Johnson met with President Mohammad Abdullahi Mohammad, who was elected last month. The British foreign office did not immediately comment on the visit.

Somalia’s drought was recently declared a national disaster amid warnings of a full-blown famine.

The drought, which the United Nations (UN) says threatens about half of Somalia’s population, or roughly 6 million people, is part of a four-nation humanitarian crisis that the UN has called the largest since the world body was formed in 1945.

Britain on Wednesday announced that it would match “pound for pound” the first £5 million ($6.1 million, Dh22 million) donated by the public to the Disasters Emergency Committee’s new East Africa Crisis Appeal. The committee is a collection of 13 British aid agencies.

After his recent visit to Somalia, UN humanitarian chief Stephen O’Brien said 2.9 million people there are at risk of famine and require immediate help “to save or sustain their lives.” He has said close to 1 million children under the age of five will be “acutely malnourished” this year.

Current indicators mirror “the tragic picture of 2011 when Somalia last suffered a famine,” the humanitarian chief said. But this time the UN’s humanitarian partners have a larger footprint, better controls on resources and a stronger partnership with the new government, he said.

“To be clear, we can avert a famine,” O’Brien has said. “But we need those huge funds now.”
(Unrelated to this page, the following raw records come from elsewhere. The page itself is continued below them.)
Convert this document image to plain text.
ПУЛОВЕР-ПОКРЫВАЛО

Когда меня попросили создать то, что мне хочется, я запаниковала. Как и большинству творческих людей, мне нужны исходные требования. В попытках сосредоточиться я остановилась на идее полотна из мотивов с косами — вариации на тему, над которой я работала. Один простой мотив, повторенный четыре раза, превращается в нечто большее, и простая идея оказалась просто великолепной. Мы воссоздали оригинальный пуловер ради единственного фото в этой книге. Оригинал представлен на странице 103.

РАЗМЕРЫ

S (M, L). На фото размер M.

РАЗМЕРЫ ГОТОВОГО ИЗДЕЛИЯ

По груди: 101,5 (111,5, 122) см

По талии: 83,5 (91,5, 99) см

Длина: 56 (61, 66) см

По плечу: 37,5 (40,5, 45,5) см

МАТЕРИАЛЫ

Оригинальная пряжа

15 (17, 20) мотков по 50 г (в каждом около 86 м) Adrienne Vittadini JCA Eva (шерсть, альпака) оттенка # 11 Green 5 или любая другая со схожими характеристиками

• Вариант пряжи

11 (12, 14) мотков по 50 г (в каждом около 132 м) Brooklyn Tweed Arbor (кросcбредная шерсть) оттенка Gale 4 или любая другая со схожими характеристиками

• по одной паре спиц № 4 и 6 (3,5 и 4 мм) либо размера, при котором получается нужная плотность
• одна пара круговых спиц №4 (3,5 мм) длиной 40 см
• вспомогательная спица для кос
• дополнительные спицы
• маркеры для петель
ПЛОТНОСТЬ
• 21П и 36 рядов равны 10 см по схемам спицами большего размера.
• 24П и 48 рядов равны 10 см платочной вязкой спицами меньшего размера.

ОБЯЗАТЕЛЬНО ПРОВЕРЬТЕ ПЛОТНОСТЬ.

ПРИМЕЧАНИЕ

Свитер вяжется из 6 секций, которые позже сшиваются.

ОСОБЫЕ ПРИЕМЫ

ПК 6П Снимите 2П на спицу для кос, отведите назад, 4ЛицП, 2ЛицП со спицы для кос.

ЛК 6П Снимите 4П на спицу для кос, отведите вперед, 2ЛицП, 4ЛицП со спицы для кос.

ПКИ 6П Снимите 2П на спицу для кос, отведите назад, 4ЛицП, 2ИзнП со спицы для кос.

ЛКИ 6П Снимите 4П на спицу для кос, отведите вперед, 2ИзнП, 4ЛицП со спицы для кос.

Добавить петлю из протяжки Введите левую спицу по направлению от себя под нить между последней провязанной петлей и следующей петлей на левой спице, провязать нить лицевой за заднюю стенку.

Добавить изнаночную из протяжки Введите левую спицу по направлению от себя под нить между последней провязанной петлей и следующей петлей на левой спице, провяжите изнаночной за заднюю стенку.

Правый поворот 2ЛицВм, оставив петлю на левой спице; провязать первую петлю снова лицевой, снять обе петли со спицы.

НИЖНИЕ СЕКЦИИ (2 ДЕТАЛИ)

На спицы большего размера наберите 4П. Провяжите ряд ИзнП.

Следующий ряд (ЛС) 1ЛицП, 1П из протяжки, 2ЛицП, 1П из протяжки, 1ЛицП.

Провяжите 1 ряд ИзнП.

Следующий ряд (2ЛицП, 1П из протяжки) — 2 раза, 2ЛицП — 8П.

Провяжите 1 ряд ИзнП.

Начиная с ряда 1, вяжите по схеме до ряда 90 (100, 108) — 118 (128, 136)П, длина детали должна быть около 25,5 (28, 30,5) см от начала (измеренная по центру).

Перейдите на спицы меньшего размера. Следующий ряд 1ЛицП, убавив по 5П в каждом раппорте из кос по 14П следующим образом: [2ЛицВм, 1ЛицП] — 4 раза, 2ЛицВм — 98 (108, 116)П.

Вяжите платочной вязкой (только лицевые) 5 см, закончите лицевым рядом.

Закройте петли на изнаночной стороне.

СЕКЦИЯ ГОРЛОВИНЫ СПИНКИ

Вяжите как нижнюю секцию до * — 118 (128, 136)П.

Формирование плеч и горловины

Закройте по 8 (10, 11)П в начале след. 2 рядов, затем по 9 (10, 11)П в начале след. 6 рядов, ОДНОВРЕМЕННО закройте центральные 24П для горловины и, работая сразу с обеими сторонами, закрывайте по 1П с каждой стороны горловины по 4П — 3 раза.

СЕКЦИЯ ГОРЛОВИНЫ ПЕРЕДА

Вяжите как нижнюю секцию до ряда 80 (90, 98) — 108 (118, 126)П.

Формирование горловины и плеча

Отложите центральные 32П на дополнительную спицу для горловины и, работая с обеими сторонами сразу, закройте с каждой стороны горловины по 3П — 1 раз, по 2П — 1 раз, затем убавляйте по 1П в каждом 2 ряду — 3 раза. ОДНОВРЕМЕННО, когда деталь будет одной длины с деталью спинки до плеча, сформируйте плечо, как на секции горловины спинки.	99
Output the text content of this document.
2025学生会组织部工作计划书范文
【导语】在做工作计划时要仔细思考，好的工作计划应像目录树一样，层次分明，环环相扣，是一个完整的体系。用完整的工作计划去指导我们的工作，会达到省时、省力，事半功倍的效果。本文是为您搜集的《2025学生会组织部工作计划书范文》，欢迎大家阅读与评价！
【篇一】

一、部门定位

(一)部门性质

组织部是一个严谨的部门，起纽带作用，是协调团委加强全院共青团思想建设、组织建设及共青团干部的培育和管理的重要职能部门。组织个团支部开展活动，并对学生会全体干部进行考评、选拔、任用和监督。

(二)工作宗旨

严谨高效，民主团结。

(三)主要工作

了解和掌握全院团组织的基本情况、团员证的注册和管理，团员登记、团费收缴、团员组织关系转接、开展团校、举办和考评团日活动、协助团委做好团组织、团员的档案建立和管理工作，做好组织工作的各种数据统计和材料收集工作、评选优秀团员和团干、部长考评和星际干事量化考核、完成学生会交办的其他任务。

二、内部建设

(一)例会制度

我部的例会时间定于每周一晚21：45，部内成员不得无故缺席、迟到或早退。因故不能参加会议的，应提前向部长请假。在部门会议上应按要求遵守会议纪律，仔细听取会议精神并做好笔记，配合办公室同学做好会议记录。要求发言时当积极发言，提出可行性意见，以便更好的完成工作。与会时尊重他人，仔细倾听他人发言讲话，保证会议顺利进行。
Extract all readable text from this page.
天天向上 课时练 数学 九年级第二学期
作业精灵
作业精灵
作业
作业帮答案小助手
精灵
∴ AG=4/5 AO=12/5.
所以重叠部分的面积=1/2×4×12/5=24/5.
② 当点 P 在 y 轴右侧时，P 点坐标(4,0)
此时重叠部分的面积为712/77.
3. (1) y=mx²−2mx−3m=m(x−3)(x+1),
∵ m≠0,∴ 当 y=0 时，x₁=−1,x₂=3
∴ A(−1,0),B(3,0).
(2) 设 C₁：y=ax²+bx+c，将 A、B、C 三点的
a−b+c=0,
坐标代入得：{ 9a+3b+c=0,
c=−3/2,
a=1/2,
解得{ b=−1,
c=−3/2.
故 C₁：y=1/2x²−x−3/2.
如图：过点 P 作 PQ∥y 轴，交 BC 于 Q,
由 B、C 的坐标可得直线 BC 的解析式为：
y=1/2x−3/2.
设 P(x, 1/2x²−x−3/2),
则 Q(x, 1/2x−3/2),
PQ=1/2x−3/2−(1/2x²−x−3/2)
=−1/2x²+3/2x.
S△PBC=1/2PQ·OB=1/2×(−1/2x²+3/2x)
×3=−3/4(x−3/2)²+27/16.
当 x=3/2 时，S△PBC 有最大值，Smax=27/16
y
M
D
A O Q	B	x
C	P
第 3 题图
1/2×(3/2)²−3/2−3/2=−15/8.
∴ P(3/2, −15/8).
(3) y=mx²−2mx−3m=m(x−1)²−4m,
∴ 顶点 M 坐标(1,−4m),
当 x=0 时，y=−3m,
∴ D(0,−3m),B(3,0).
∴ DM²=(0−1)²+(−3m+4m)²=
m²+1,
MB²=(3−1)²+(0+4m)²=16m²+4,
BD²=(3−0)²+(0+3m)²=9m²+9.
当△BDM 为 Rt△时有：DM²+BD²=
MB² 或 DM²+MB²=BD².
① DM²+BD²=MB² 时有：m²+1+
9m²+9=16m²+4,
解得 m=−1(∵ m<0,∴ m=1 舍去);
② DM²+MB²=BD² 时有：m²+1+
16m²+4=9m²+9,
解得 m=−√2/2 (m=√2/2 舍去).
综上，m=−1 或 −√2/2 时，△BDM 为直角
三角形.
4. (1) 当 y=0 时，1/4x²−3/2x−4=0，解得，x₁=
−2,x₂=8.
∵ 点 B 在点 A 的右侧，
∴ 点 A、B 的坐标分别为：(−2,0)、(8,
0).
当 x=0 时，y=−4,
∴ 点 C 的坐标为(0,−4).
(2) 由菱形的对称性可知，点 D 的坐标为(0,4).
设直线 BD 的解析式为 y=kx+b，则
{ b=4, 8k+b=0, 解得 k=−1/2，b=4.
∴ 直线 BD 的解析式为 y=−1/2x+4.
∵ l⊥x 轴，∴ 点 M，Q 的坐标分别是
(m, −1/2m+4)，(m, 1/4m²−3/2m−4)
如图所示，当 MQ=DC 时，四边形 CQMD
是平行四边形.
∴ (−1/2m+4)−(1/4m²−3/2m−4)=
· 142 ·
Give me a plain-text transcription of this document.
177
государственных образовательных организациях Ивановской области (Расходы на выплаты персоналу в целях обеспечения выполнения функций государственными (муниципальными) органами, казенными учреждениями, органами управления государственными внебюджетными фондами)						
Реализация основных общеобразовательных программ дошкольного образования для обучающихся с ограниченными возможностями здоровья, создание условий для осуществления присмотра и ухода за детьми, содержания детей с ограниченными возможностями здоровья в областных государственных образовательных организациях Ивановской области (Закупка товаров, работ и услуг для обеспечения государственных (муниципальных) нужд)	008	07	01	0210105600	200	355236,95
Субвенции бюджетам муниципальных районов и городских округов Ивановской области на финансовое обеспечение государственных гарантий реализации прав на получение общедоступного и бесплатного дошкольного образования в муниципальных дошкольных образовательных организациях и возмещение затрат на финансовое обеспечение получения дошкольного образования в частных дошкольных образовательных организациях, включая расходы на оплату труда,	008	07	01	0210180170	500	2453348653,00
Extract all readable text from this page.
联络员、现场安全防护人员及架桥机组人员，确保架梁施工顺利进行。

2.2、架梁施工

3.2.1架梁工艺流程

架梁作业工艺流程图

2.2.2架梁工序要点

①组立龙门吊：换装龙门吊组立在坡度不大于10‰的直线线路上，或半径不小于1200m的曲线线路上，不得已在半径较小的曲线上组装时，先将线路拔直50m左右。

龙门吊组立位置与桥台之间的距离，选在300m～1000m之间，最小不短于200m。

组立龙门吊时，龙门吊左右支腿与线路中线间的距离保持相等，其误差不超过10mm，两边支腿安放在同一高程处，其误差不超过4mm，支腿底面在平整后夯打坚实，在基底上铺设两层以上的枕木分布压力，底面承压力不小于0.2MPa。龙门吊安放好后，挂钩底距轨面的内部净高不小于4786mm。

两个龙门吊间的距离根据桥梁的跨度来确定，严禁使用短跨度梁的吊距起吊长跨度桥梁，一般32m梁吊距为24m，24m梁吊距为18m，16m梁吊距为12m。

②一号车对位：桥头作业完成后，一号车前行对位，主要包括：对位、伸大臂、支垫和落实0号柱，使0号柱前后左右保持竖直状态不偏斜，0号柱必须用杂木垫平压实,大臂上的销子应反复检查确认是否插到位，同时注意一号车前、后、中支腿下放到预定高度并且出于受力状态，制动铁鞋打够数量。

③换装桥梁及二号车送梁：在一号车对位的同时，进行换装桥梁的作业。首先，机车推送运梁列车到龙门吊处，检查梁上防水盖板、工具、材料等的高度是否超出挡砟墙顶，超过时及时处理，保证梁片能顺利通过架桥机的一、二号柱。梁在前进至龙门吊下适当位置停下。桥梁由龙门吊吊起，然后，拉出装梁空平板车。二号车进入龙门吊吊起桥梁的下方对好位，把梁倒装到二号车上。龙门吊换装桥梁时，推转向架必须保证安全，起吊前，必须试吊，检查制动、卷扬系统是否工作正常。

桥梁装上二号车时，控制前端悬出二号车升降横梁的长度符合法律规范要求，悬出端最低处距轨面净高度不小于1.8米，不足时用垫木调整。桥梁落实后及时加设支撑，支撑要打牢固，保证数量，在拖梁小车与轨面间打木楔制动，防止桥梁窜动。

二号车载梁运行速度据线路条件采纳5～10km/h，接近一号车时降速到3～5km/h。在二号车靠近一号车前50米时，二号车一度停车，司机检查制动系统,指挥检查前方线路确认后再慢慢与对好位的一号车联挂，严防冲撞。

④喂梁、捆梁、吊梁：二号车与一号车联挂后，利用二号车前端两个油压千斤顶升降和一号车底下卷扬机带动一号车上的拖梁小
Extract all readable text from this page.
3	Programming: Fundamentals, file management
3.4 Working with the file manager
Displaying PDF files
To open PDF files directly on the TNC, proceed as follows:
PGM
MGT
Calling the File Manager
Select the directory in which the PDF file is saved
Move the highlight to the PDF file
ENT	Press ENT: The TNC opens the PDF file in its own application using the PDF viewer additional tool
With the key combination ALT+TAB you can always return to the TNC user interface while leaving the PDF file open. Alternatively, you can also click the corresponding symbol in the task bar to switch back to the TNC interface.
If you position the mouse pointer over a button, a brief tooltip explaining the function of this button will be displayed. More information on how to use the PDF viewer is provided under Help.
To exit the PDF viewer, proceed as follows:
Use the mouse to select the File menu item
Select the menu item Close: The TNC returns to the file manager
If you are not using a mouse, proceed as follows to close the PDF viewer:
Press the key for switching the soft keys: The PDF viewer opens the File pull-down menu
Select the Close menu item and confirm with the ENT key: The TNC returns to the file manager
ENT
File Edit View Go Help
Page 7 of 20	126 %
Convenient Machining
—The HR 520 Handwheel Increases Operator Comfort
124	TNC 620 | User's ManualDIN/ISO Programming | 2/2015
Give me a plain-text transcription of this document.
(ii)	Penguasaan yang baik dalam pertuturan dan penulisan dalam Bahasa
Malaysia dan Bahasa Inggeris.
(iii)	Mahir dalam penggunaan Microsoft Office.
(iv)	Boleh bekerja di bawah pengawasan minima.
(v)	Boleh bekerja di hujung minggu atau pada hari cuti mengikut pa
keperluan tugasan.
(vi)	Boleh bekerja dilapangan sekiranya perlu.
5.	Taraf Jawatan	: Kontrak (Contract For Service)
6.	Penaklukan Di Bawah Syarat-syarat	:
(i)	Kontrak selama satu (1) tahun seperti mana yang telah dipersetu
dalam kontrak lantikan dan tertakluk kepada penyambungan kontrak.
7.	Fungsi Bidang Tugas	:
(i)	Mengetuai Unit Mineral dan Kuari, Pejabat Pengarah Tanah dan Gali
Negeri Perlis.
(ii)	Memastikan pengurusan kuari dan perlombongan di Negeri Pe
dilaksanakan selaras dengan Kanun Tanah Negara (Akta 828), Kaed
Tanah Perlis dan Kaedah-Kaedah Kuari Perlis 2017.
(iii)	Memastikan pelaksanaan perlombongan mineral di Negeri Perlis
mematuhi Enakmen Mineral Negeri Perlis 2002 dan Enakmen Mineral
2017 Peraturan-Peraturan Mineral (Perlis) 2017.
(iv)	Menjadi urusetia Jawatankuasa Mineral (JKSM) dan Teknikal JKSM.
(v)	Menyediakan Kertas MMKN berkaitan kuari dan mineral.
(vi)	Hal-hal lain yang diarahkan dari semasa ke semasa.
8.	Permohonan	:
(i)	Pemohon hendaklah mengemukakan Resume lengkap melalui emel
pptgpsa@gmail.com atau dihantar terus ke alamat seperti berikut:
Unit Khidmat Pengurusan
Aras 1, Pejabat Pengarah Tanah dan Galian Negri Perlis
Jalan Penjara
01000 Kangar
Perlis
Nigel Tricks, Oxfam’s Horn of Africa regional director, said on Wednesday “the window is short in which we can still avert a famine” in the regional crisis. The drought also affects millions of people in parts of Ethiopia and Kenya, where the government recently declared a national disaster for about half of its counties. And famine has been declared in two counties of civil war-torn South Sudan.